Take your barbell weight and cut it in half: 125 pounds. You may think that with a 5 rep max (5RM) of 250 pounds with the barbell that you should be able to handle half the weight in each hand with DB's. This is not the case even if you were conditioned to use the DB's. A good general rule to convert barbell weight to DB weight is to take the weight of the barbell cut it in half ***
Start adding a pound or two to the DB's. Your goal is to be pushing the DB bench press pretty hard in 4 to 6 weeks - 'pretty hard' for a workout of 2 x 5 is that on the last set you could make a 6th rep, maybe a 7th. At this point drop the barbell bench and replace it with a third set with the DB's. You have now made the transition and have received the most carryover from the barbell to the DB's possible. Go to work with the DB's for the next 4 months or so and then use the same transition method to re-introduce the barbell bench, or to re-introduce another movement for the pressing musculature like the incline barbell bench or dips. If you decide to bring back the barbell bench I would suggest starting with about 80% of your former 5RM for 5 rep sets. But I would prefer that if you decide to use the barbell bench again to use a different rep goal than you did before the DB's - try 3 x 3, 3 x 6, or even a 5-3-1 pyramid. The purpose of using a different rep goal is to again keep the nervous system fresh.
Keeping the Nervous System Stimulated: Implementing this Exercise Transition Method into a Yearly Plan
Trainees who have many years of proper heavy training under their belt usually have developed a nervous system that adapts relatively quickly to a stimulus. Once adapted, gains really slow down, stop, or in some cases strength starts sliding backwards. It would be wise for these trainees to utilize variations of the big basic exercises on a regular basis to keep the nervous system guessing. The method laid out above is perfect for this.
Break your year into 3 - 4 month segments. Call these 'segments' Mesocycles. Using the example above spend 4 months using the barbell bench, switch to the DB bench, then switch to the dip. If an exercise is still delivering good results then lengthen the Mesocycle.
Squat - Rack Squat - Hip Belt Squat
Sumo Deadlift - Trap Bar DL - Conventional DL
Barbell Curl - Dumbbell Curl - EZ Curl
Military Press - Dumbbell Press - Rack Press
Sit-ups - Hanging Leg Raises - Supported Crunches
There are many combinations to choose from.

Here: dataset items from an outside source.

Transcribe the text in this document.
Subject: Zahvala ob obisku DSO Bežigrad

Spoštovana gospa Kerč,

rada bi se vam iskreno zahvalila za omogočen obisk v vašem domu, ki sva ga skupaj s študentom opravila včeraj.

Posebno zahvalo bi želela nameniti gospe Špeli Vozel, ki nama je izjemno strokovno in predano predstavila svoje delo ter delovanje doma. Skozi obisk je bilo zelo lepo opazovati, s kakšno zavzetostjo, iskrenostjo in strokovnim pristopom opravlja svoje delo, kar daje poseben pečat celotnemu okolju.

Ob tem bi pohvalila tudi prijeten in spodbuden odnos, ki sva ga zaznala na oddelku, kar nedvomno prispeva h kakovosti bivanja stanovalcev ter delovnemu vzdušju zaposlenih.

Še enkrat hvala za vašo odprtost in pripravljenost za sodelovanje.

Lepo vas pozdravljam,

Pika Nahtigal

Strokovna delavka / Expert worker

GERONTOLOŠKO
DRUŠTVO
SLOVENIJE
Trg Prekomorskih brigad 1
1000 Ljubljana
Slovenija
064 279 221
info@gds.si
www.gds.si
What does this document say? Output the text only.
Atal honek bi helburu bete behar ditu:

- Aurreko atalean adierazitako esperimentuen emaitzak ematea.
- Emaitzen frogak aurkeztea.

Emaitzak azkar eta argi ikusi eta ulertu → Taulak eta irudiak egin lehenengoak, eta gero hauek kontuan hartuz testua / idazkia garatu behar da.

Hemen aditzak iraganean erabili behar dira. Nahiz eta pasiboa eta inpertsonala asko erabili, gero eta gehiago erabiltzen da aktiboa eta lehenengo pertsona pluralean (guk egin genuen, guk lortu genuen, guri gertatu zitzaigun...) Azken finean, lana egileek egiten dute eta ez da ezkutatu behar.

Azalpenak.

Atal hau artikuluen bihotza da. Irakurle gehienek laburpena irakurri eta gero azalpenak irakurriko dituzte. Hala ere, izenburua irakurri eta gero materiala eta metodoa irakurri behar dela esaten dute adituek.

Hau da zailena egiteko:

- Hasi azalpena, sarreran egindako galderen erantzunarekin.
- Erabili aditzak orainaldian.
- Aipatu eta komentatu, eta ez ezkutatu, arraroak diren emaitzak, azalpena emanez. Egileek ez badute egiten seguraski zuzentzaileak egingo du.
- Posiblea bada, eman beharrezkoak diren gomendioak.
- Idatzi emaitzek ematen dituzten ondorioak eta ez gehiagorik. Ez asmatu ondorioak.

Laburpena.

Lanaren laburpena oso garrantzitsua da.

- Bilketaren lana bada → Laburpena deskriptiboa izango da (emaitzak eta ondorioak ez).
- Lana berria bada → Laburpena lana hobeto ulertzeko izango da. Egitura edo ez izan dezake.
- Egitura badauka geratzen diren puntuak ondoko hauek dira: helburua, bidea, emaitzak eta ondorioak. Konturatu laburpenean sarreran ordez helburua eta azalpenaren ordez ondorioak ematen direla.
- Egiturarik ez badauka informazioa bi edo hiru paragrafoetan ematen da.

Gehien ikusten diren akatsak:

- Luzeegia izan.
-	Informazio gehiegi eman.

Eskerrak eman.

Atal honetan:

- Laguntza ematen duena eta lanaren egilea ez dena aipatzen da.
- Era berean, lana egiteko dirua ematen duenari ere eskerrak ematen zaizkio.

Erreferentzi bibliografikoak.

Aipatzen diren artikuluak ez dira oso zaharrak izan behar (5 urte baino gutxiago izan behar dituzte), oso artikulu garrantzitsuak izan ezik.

Powerlifters need to keep their 'skill work' going year 'round in my opinion. By 'skill work' I mean performing the Squat, Bench press and Deadlift in perfect competitive form with relatively heavy but not maximal, loads.
With one adjustment to the exercise transition method outlined above this can be accomplished easily. Again using the barbell bench press as an example, once you make the transition from the barbell bench to the DB bench, simply keep one set of the barbell bench in your routine permanently. Perform 2 or 3 reps with your 5RM. This load will keep you ready to easily convert back to the barbell movement - and it will also help with the carryover from the DB's. Perform this one set before you go on to the DB bench. Now the only other difference from what was outlined above is that you still keep the volume of the DB work at 3 work sets. Look at the barbell work as part of the warm-up for the DB work. You'll still need to perform appropriate warm-up sets with the DB's - just keep the number of reps used during the warm-up sets low, between 2 and 5 reps.